Aspect 3: Loading Speed

The speed at which a website loads is critical to that site’s success. Sites that load slowly lose visitors, no matter how well designed they are.

Fast sites attract and retain more traffic, for the simple reason that people can navigate through them more efficiently.

Speed optimization is also important in terms of Google rankings: slower sites sit further down the rankings than faster ones.

We use a range of strategies – including a good hosting, compressed images, and excellent CSS – to make sure the sites we build load as quickly as possible – within 3 seconds, in fact, in line with our 3-second guarantee.
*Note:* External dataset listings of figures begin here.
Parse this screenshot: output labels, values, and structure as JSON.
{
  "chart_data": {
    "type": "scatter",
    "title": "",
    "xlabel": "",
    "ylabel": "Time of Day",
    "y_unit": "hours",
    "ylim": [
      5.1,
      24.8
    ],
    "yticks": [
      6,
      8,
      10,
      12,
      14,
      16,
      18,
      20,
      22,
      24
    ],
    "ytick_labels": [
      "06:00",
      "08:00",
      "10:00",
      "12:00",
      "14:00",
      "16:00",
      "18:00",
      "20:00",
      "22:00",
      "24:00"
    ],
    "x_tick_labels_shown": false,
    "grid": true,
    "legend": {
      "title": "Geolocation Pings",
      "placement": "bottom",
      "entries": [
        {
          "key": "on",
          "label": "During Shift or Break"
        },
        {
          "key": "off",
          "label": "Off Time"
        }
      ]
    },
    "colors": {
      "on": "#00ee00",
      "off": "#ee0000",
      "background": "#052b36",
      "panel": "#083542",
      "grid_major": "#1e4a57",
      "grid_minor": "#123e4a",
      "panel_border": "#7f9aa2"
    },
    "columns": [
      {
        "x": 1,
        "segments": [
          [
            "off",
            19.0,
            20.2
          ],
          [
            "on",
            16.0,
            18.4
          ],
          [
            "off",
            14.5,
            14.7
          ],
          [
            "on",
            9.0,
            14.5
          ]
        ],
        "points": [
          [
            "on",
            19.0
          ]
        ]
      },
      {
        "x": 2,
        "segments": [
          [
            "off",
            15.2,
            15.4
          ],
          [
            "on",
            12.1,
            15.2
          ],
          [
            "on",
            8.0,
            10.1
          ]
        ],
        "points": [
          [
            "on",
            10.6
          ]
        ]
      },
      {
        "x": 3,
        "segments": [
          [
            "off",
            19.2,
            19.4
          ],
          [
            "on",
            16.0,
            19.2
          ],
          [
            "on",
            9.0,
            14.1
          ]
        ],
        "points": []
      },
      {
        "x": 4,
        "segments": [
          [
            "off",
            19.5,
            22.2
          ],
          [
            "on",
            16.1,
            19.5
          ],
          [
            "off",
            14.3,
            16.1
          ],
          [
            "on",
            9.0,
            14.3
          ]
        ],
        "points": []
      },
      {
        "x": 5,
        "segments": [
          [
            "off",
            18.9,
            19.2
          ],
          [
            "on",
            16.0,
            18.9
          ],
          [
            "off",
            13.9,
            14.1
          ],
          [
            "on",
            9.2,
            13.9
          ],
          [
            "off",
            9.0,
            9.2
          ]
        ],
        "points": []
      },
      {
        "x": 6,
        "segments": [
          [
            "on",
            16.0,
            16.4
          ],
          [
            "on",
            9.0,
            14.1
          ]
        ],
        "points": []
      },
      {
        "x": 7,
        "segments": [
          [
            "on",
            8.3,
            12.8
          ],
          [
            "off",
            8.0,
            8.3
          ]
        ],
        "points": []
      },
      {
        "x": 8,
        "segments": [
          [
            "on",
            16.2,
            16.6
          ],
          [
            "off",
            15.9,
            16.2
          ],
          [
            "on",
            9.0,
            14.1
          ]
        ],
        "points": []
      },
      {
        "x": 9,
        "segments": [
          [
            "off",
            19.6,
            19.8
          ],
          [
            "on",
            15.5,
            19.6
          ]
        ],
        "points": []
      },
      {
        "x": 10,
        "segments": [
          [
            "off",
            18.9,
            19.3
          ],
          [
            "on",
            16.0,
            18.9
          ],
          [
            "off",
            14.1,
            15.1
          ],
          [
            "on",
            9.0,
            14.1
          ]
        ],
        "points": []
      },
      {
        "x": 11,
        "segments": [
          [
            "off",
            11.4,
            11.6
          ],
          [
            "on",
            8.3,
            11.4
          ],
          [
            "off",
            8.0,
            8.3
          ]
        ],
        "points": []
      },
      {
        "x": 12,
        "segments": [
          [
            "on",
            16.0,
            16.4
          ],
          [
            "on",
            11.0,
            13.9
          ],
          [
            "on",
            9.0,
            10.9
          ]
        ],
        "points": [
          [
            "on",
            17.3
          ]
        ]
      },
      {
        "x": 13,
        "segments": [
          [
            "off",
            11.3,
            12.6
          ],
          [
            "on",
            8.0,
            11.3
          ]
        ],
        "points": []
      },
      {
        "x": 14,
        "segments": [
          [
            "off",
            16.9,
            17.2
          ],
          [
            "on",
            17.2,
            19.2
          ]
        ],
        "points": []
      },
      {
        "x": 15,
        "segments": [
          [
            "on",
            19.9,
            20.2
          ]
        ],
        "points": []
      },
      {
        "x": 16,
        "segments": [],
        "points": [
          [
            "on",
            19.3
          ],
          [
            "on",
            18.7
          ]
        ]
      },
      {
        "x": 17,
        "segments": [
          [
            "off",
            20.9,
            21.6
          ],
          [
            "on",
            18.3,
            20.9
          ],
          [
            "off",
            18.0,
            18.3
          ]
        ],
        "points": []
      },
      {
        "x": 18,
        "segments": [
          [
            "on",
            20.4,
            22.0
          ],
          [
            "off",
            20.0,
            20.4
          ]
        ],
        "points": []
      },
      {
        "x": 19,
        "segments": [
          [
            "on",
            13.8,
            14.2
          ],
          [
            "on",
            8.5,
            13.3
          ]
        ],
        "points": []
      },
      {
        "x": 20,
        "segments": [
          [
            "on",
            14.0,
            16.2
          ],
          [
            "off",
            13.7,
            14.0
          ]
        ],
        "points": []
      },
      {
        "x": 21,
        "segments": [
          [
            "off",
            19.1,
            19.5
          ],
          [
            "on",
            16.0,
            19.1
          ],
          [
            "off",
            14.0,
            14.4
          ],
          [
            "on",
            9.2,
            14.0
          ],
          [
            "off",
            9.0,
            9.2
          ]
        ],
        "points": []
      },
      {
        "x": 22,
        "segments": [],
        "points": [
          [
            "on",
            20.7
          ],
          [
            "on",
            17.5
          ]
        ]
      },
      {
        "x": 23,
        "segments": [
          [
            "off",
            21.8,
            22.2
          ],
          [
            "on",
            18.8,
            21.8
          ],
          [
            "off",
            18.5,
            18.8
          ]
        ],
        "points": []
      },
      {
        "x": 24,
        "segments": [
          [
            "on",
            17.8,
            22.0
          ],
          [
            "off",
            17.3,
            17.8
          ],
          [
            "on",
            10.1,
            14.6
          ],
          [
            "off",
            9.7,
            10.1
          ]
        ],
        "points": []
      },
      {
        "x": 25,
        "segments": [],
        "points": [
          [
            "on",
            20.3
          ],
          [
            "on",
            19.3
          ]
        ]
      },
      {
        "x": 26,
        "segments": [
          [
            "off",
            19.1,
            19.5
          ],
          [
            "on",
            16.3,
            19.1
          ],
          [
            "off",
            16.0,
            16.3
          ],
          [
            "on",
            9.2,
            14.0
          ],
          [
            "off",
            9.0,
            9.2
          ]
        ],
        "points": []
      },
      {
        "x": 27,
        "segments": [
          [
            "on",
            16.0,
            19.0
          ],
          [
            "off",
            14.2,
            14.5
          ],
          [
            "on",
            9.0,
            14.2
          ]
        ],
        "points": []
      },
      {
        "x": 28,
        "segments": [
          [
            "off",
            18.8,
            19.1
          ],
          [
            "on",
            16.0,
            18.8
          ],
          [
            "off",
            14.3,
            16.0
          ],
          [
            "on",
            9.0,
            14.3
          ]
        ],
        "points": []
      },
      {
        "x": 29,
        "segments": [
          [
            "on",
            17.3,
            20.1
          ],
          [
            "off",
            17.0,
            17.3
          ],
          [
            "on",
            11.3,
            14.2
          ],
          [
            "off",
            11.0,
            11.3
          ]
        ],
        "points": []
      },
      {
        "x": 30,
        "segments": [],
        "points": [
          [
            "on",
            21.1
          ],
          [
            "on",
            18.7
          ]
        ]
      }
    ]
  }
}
If you want to read some more tips about how to speed up your site, check out our blog, which gives you a snippet of what we do behind the scenes: 16 Easy Ways To Speed Up WordPress

Aspect 4: Proven Design

Our web design service has helped many companies establish a robust online presence. A strong online presence means our clients’ websites serve a massive amount of visitors daily. At one point, we have 100,000 users a day across all the sites that we have developed for our clients. 

Each website, as you may know from our performance web design service, has user behavioral tracking tools in it. It records every user’s movement, engagement, and other behavioral data. 

By studying and researching such an abundant amount of data, we know precisely how to present the content to the user to maximize their attention span on a landing page as well as how to persuade them to perform the Call to Action of a landing page.

This sort of behavioral data is hard to come by for any digital marketing agencies without a strong background in web design and development industry.